After a summer of following Laois’ senior and minor hurlers, the focus now turns to the club championships which kick into life this weekend as the annual quest for the Bob O’Keeffe Cup begins.
This year has seen a resurgence for hurling in terms of support, and hopefully that can now be transferred into the club scene for what should be another classic championship.
Rathdowney-Errill are once again attempting to retain the title, a task which has so far eluded them in their three attempts. Whether they can do it remains to be seen, but theirefforts to do so will be just one subplot to a potentially intriguing year.
The competition for top honuors on the club scene in Laois remains as keen as ever, and with the championship now pared down to just eight teams, clubs are under pressure to hit the ground running.
While the merits of there being just eight teams can be debated at length, what it does ensure in the championship is unpredicatability, as every team is capable of one big performance at least. It may take more than that to win a championship, but one shock along the way is enough to ruin the hopes of someone else.
Starting with the reigning champions, they would no doubt like to be on surer footing as play quickly approaches. John Purcell is not around this year, while they have serious injury concerns over Brian Campion (groin) and Ross King (thumb).
The extent of their panel, and having an intermediate team in reserve, will make coping a little easier, but they are missing three key players, which no club can afford to do.
Players like Darren King, Patrick Purcell and James Ryan will have to step things up from last year, but if and when Rathdowney-Errill get Campion and King back fit, then they could be one of the few teams getting stronger as the championship progresses.
Their biggest rivals last year, Clough-Ballacolla, look to be well-placed to dethrone them once again. They are reporting no major injuries at the moment, and have been on an impressive run in the league, winning six games in a row to make the final.
Like Rathdowney-Errill, it is their strength in depth which is impressive, and they have been further boosted by the emrgence of talented youngsters like Aidan Corby, Stephen Bergin and Ronan Broderick. Such is the pool of talent in the club it remains to be seen if any of those minors will even see any game time, but overall Ballacolla look well balanced.
Bill Duggan has been able to devote more time to hurling this year too, which can only be a good thing. Add in the form of players like John A Delaney and Stephen Maher and it would be hard not to be excited if you were a Clough-Ballacolla supporter.
They may not want the label, but as it stands, they are the favourites for the 2013 championship.
Outside of the big two, Portlaoise have been boosted by the news that Cahir Healy, Tommy Fitzgerald and Barry Fitzgerald are all focussing their energies solely on hurling.

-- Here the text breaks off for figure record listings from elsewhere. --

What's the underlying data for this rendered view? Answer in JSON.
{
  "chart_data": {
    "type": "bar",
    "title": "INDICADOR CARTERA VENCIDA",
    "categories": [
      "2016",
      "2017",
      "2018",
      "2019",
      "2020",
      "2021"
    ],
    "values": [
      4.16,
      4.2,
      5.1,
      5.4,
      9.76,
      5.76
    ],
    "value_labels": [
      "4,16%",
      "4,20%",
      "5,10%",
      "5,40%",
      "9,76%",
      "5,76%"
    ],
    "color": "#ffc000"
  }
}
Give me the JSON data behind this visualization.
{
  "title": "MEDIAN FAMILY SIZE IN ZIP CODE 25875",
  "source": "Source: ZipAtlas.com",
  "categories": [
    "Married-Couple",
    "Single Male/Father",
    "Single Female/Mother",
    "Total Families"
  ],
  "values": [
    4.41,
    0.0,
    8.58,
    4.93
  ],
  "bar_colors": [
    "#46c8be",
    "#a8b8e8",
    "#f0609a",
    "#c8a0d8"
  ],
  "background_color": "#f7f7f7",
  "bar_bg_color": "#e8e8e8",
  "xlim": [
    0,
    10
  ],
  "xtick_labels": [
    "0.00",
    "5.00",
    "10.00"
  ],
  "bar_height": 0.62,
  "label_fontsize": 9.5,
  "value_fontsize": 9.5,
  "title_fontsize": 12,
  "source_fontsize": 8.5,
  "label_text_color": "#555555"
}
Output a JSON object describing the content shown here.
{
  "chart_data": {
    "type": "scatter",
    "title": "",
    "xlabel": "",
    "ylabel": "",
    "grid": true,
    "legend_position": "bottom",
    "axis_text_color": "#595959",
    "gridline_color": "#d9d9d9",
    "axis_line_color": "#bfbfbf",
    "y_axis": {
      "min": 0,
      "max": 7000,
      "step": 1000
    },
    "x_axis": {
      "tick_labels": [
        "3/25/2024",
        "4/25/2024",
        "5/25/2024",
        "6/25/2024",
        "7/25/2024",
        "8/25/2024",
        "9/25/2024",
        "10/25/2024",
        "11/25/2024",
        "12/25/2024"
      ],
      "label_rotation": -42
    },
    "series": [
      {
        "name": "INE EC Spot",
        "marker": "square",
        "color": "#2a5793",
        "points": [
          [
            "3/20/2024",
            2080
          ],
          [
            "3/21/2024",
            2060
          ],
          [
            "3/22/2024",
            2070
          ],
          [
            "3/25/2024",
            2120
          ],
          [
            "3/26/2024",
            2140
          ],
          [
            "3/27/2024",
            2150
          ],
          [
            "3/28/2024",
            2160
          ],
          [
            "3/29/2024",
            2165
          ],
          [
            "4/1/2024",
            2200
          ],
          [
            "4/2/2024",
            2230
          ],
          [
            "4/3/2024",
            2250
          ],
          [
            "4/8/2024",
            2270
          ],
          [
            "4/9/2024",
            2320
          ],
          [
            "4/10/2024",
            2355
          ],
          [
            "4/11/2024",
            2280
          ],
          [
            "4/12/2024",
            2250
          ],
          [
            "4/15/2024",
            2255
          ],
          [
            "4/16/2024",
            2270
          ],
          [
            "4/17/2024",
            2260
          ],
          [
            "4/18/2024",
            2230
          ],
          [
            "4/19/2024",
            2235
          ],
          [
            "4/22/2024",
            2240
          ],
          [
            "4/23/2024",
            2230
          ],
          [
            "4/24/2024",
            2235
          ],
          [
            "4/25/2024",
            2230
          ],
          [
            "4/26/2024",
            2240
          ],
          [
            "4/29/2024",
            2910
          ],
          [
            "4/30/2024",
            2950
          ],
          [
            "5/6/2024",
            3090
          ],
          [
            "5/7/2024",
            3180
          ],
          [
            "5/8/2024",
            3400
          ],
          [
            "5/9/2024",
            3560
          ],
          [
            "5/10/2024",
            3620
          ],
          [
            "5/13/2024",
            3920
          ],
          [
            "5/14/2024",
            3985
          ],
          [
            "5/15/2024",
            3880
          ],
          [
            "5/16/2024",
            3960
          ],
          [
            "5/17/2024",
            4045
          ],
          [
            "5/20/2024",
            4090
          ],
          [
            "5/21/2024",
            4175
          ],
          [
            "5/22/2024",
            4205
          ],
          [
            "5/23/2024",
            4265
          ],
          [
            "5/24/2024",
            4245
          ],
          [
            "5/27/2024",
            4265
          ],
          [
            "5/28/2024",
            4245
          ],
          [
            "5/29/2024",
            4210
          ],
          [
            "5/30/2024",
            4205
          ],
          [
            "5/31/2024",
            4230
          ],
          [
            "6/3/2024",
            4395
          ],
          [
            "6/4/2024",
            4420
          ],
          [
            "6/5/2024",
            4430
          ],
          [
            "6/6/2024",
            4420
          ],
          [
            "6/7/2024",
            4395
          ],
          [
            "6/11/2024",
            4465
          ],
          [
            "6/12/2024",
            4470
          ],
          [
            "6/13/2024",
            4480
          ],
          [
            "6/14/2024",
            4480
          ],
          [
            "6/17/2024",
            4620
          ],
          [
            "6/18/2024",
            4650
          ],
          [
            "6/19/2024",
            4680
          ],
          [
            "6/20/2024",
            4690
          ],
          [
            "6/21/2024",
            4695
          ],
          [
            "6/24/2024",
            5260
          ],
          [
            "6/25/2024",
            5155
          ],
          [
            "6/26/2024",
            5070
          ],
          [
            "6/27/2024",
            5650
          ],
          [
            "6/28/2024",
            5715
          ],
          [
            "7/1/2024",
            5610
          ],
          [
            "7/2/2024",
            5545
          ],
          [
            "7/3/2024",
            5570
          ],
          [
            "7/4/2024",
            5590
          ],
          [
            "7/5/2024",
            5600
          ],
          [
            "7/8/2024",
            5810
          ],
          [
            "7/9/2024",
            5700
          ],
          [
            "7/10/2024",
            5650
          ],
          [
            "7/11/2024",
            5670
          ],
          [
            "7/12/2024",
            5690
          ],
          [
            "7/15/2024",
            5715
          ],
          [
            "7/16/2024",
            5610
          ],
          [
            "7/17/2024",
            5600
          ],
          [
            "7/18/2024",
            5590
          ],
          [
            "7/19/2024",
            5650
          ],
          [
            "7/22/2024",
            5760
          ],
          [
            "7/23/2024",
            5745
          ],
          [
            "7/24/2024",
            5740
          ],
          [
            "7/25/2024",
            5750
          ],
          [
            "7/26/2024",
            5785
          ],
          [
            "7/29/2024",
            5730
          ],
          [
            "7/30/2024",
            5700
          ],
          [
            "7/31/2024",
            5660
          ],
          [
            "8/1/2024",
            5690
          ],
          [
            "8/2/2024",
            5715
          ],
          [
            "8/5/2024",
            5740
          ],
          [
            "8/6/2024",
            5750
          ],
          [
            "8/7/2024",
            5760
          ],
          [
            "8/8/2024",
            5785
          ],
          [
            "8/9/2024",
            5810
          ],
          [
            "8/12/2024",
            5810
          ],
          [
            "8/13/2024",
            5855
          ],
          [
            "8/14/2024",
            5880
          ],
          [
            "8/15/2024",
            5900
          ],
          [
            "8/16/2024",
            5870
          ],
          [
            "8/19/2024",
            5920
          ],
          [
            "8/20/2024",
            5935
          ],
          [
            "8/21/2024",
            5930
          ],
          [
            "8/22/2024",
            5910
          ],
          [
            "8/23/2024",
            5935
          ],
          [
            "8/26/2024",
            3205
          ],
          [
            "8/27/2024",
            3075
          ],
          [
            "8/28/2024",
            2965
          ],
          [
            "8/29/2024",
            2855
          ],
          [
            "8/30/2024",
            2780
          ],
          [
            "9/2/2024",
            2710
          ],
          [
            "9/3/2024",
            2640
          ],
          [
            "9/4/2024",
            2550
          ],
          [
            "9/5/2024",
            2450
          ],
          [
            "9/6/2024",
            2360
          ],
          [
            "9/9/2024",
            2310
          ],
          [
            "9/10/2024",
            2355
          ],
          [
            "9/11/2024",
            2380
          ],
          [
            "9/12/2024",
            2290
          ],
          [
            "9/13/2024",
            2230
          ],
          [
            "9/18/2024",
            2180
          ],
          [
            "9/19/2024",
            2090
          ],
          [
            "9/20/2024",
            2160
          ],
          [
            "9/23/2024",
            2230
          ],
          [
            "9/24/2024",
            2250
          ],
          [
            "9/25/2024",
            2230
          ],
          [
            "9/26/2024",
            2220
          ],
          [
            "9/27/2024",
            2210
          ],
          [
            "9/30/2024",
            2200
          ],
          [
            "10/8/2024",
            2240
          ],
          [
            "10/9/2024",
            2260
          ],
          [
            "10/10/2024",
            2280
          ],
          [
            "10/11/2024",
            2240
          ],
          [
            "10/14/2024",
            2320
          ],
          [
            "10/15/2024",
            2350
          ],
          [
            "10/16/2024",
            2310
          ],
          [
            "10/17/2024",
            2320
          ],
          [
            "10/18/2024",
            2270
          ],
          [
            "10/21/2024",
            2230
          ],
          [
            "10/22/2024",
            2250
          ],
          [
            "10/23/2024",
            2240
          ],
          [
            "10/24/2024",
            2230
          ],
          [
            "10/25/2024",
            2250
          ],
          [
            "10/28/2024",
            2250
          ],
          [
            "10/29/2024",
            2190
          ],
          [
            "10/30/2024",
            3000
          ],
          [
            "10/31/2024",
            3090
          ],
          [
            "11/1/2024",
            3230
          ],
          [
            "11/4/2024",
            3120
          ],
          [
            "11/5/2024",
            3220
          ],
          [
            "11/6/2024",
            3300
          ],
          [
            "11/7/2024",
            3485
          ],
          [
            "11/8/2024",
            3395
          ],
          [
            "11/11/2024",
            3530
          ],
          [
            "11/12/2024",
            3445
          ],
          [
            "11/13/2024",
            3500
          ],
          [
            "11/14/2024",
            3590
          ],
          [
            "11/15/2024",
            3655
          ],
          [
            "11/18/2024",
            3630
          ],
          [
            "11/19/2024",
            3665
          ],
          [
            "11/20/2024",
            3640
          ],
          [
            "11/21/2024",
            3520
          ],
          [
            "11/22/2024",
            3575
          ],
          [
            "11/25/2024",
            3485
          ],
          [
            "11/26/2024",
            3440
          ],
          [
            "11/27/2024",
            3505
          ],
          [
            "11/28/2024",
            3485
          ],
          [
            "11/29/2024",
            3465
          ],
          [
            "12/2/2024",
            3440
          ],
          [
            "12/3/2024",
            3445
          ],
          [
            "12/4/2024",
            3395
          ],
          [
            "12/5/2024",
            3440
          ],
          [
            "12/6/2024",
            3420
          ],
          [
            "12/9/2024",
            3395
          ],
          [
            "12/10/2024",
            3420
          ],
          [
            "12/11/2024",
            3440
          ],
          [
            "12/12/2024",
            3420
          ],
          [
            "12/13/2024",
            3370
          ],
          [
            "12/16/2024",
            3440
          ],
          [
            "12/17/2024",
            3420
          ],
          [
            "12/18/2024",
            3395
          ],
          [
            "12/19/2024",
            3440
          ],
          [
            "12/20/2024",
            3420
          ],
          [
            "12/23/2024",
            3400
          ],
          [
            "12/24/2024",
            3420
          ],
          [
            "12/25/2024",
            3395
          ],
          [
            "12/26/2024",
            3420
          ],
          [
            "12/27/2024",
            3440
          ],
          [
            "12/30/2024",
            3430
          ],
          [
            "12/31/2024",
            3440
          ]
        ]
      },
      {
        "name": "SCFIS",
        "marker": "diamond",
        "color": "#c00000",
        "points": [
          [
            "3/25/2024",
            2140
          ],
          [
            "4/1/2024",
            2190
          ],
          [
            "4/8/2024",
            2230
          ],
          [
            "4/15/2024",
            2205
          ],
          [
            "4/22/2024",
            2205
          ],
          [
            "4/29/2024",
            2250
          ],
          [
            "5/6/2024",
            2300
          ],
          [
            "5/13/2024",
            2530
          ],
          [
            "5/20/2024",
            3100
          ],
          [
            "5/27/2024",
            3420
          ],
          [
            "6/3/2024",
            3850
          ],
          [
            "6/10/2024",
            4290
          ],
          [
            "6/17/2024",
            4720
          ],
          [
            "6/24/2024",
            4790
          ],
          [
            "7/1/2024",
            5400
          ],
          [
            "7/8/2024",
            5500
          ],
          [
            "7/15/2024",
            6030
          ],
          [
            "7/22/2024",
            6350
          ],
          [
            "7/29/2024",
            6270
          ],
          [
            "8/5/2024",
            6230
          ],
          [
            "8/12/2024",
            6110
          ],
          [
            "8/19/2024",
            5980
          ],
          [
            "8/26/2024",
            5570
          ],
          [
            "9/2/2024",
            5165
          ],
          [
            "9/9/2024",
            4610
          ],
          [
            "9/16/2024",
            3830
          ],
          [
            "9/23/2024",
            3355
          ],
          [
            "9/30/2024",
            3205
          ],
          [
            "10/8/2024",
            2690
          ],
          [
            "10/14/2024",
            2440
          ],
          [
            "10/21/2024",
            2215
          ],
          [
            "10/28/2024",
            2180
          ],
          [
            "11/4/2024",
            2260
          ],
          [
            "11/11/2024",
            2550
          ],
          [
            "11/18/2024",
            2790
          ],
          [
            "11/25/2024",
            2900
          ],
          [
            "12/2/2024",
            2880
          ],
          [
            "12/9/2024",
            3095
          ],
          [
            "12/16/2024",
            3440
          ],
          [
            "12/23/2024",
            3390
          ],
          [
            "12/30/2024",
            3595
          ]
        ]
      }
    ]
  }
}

They will need them too, as they have lost Hugh Coghlan and David O’Mahony to transfers, and have injury worries over some key players too, including Healy.
The question mark which has hung over Portlaoise, however, is whether they are really good enough to win a championship. They have fallen short in four finals in recent history to three different teams, and while still a formidable side on their day, don’t appear to be close enough to either Rathdowney or Ballacolla at the moment.
Borris-Kilcotton were on the verge of causing a major upset last year against Clough-Ballacolla in the semi-finals, and their league form suggests they could be one of the big challengers this year. Neil Foyle’s decision to spend the summer in America is a setback, but thanks to the work the club have done in recent years, they have a supply line of players coming through to soften the blow.
Ciaran Comerford is a reliable free-taker and Joe Campion is a bright young prospect too, and a semi-final place will be the least they expect from 2013.
Of the rest, Castletown-Slieve Bloom will be right in the mix as well if they can get a few injuries cleared up. They twice came close to beating Clough-Ballacolla in the quarter-final last year, and no one will want to face them when it gets into the real knockout stages.
Of the other teams, Ballinakill have concerns over James Walsh, which, if he is ruled out, will leave them short of a player they can’t really afford to be without. Camross and The Harps have been hit hard with emigration and injury between them over the last few years, and will be hoping the return of county players gives them a timely boost. Either way, it’s hard to see either of them in O’Moore Park on county final day.
As things stand, Clough-Ballacolla are the favourites, but only marginally so. It only takes one bad hour to ruin the hundreds which have gone into preparing for the championship, so all eight teams know they are walking a tightrope.
There is no room for error when the first whistle is blown this weekend.